Nguyen: Vietnamese critics such as Hòa Lục Bình argue that cải lương’s highly affective and sentimental qualities have a sedative effect that detracts from the political consciousness of spectators.   Indeed, one of the ways that cải lương was heavily attacked after reunification was through critics’ focus on it as a mere form of cheap entertainment, excess consumption, and moral degeneration.  The attack against cải lương used its sentimental qualities to critique the alleged moral degradation and supposed apolitical quality of spectators; it was also a way of marking the South with moral and political transgression.

Fitzgerald: What other performative aspects of the plays are found to be objectionable in the state’s critique of cải lương after reunification?

Nguyen: Even through the First and Second Indochina Wars, members of the Vietnamese Communist Party struggled with how to deal with cải lương.  In the 1950s, party members wavered between an outright banning of cải lương, particularly its sentimental refrain vọng cổ, and developing a system to use the form’s affective powers to build revolutionary fervor.  Since artistic production had to conform to the party’s regulations of socialist realism, which only allowed sadness and pessimism that ultimately led to the right kind of political consciousness, the supposed “maudlin” qualities of cải lương that threatened to fill the audience with pessimism without building revolutionary ideology, was highly objectionable.

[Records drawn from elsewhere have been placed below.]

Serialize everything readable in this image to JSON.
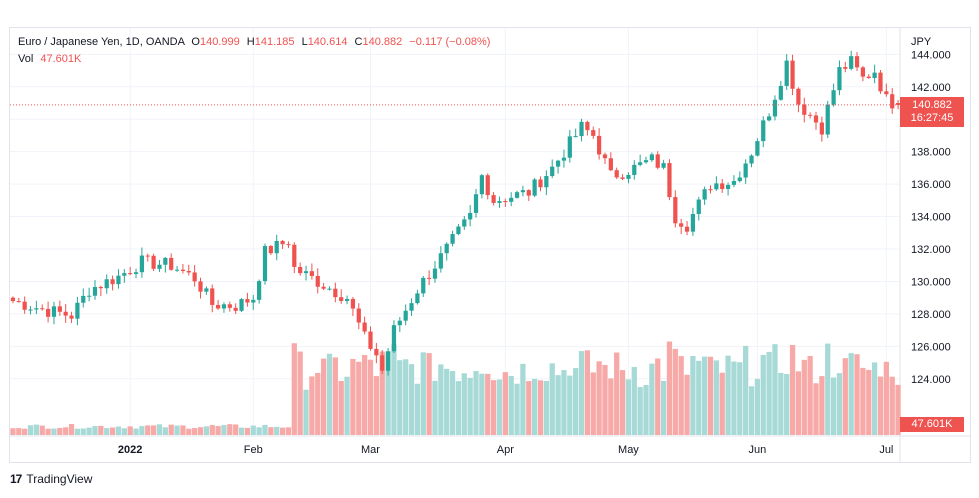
{
  "legend": {
    "symbol": "Euro / Japanese Yen, 1D, OANDA",
    "o_label": "O",
    "o_value": "140.999",
    "h_label": "H",
    "h_value": "141.185",
    "l_label": "L",
    "l_value": "140.614",
    "c_label": "C",
    "c_value": "140.882",
    "change": "−0.117 (−0.08%)",
    "vol_label": "Vol",
    "vol_value": "47.601K"
  },
  "price_badge": {
    "price": "140.882",
    "countdown": "16:27:45"
  },
  "volume_badge": "47.601K",
  "footer": {
    "logo": "17",
    "brand": "TradingView"
  },
  "colors": {
    "up": "#26a69a",
    "down": "#ef5350",
    "vol_up": "#a7dad6",
    "vol_down": "#f7a9a7",
    "grid": "#f0f3fa",
    "axis_text": "#131722"
  },
  "chart_data": {
    "type": "candlestick",
    "currency": "JPY",
    "last_price": 140.882,
    "ylim": [
      123,
      145.5
    ],
    "yticks": [
      "144.000",
      "142.000",
      "140.000",
      "138.000",
      "136.000",
      "134.000",
      "132.000",
      "130.000",
      "128.000",
      "126.000",
      "124.000"
    ],
    "xticks": [
      {
        "label": "2022",
        "index": 20,
        "bold": true
      },
      {
        "label": "Feb",
        "index": 41,
        "bold": false
      },
      {
        "label": "Mar",
        "index": 61,
        "bold": false
      },
      {
        "label": "Apr",
        "index": 84,
        "bold": false
      },
      {
        "label": "May",
        "index": 105,
        "bold": false
      },
      {
        "label": "Jun",
        "index": 127,
        "bold": false
      },
      {
        "label": "Jul",
        "index": 149,
        "bold": false
      }
    ],
    "x_count": 152,
    "vol_max": 70,
    "anchors": [
      [
        0,
        128.8
      ],
      [
        6,
        128.2
      ],
      [
        10,
        127.9
      ],
      [
        13,
        129.5
      ],
      [
        18,
        130.3
      ],
      [
        22,
        131.2
      ],
      [
        27,
        131.0
      ],
      [
        31,
        130.2
      ],
      [
        34,
        128.6
      ],
      [
        38,
        128.5
      ],
      [
        41,
        129.0
      ],
      [
        43,
        131.8
      ],
      [
        47,
        132.5
      ],
      [
        48,
        130.8
      ],
      [
        52,
        130.0
      ],
      [
        57,
        129.0
      ],
      [
        60,
        126.5
      ],
      [
        62,
        125.5
      ],
      [
        63,
        124.5
      ],
      [
        65,
        127.0
      ],
      [
        69,
        129.5
      ],
      [
        74,
        132.0
      ],
      [
        78,
        134.0
      ],
      [
        80,
        136.5
      ],
      [
        82,
        135.0
      ],
      [
        88,
        135.5
      ],
      [
        92,
        137.0
      ],
      [
        97,
        139.5
      ],
      [
        99,
        139.0
      ],
      [
        102,
        136.5
      ],
      [
        106,
        137.0
      ],
      [
        109,
        137.5
      ],
      [
        111,
        137.0
      ],
      [
        113,
        134.0
      ],
      [
        115,
        133.5
      ],
      [
        119,
        136.0
      ],
      [
        123,
        136.2
      ],
      [
        126,
        138.0
      ],
      [
        129,
        140.5
      ],
      [
        132,
        143.5
      ],
      [
        134,
        141.0
      ],
      [
        138,
        139.5
      ],
      [
        141,
        143.0
      ],
      [
        143,
        143.5
      ],
      [
        145,
        142.5
      ],
      [
        147,
        143.0
      ],
      [
        149,
        141.2
      ],
      [
        151,
        140.882
      ]
    ],
    "candles": [],
    "volume": []
  }
}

Fitzgerald: Finally, where do you see agency in cải lương?

 

Nguyen: I see agency in the ties of cải lương to its people, in their attachment to the form and their associations between it and their identities as a Southerner, as a Vietnamese.  With the state’s constraints against cải lương’s “maudlin” characteristics, these emotions of sadness and attachment in cải lương become imbued with power.  What may be “culinary” or digestive to Brecht in the personal and affective transforms into a highly political operation of feeling and identification.  The combined hybridity and affective power of cải lương makes this form of melodrama surprisingly politically charged, challenging the state’s strict guidelines about affective production and cultural authenticity. In its formal hybridity and affective identification with the audience, cải lương has the potential to generate a multiplicity of meanings beyond one system of emotional production or political ideology.

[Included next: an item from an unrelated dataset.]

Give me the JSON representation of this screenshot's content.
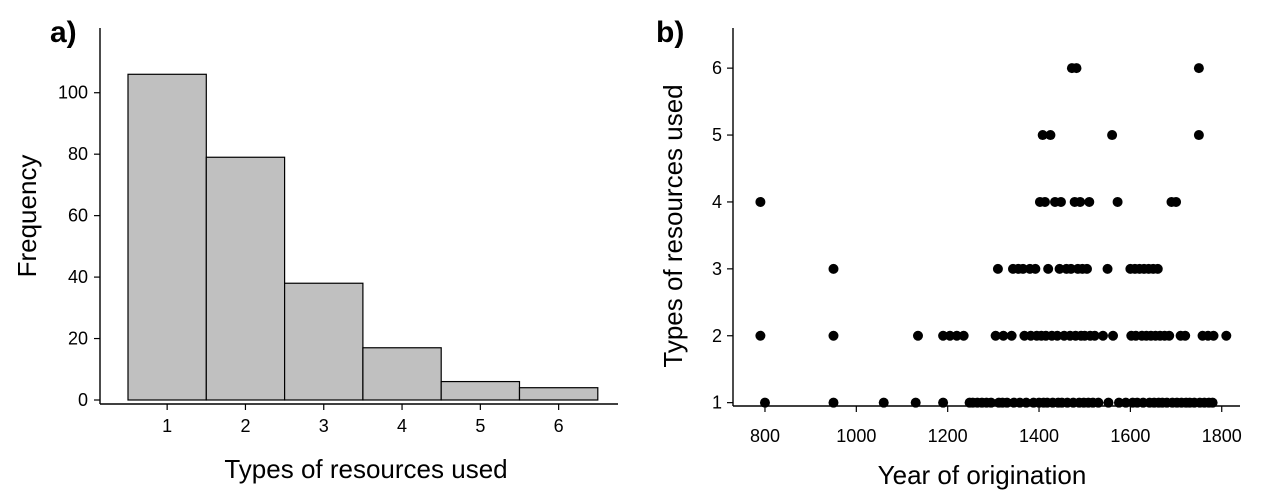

Khai-Thu Nguyen received her PhD in the Program in Performance Studies at University of California, Berkeley in May 2010 and is James R. Gray Lecturer and Postdoctoral Fellow in the Department of Theater, Dance, and Performance Studies at UC Berkeley. Her dissertation, entitled “Sensing Vietnam: Melodramas of Nation from Colonialism to Renovation,” focused on the function of melodrama in constructing political subject-hood and national identity in colonial, socialist, and post-socialist Vietnam. It was based on fieldwork in Vietnam in 2006-2007 funded by the Fulbright-Hays Dissertation Research Abroad and the UC Pacific-Rim Research Program Fellowships. Nguyen’s post-doctoral work investigates the transformations of the political efficacy and meanings of melodrama across the Vietnamese diaspora.  Her work has been published in Portrayals of Americans on the World Stage, ed. Kevin Wetmore, and are forthcoming in Asian Theatre Journal; Amerasia; and Neoliberalism and Global Theatres: Performance Permutations, eds. Patricia Ybarra and Lara Nielsen. She has also directed Another Midsummer Night’s Dream, an adaptation of Shakespeare’s comedy in Vietnam, and Journey and Destination, a physical theater work based on original stories by members of NEWS, a performance troupe in Ho Chi Minh City that she co-founded.

 

Tony Fitzgerald is a PhD student and Teaching Assistant in Theatre and Performance Studies at the University of California, Los Angeles. He received his Master’s degree in Theatre from California State University, Los Angeles in 2005. His area of doctoral research is gay black performance.